Many critics suspect (with anecdotal evidence) that doctors don’t fully explain palliative chemotherapy to the patients and that this failure is part of a larger problem of leaving the patients with more hope than statistics warrant. Do the patients understand the treatment is intended to make them feel  less sick, not to extend their life? Even casting aside the patient’s knowledge and expectations, the oncologists may prescribe palliative chemotherapy just as a way of staying with the patients until death. Doctors don’t want to feel they are abandoning their patients. Oncologist Alex Smith wrote an essay suggesting the term “chemotherapy for symptom relief” be used to avoid confusion in the minds of patients and their families.

Too much optimism can have negative effects. Patients might put off advance care planning and updating their wills. Patients, their families, and doctors can let things go when they should be planning for death.

Excuses – Legitimate or Not

One reason palliative chemo may not be as good as we hope for is that nobody directly designs drugs for that purpose. Chemists at the pharmaceutical companies are trying to find new products with curative action, or at least that can stop or slow cancer growth. They are not explicitly looking for palliative action. A review of medicines approved over a 13-year period found that the only 4 of the 57 drugs had approvals that mentioned symptoms and symptom relief. One criticism is that the QOL metrics are not employed in the formal evaluation process, partly because they are perceived as too subjective, and there is no agreed-on way to evaluate QOL.

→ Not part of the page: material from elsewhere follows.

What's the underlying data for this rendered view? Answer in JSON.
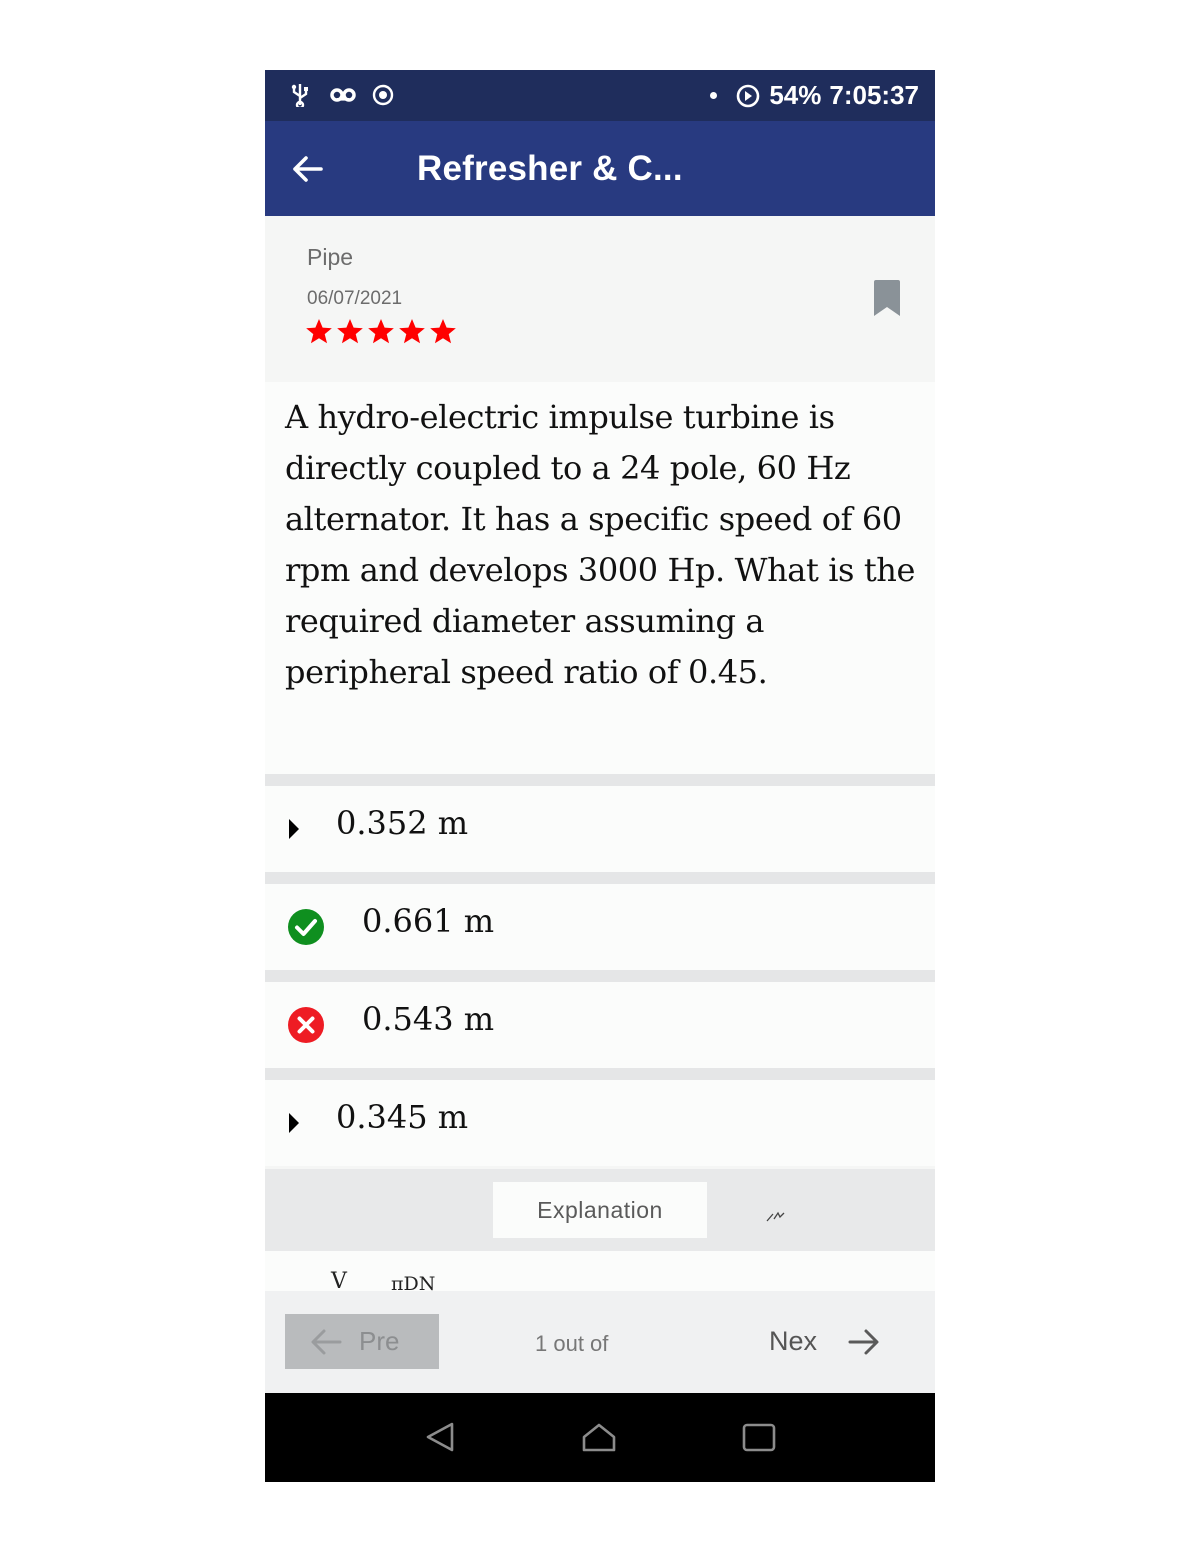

Palliative chemo drugs are the same drugs used in other contexts and with the intent to induce remission. Regimens are developed largely in the field by doctors and patients (sometimes with clinical trial support from pharmaceutical companies). A systematic method to look for new palliative combinations and regimens could probably help find better methods.

At the 2017 ASCO conference, Drs. Richard Lee and Neal Meropol postulated that three changes could help to bring forward new palliative therapies:

  • Wide acceptance of PRO (patient-related outcome) within the medical community in assessing validity of anti-cancer treatments and therapies.
  • Regular incorporation of QOL and PRO in phase 1 and phase 2 trials for new medicines.
  • Expanded use of palliative care within current practice guidelines.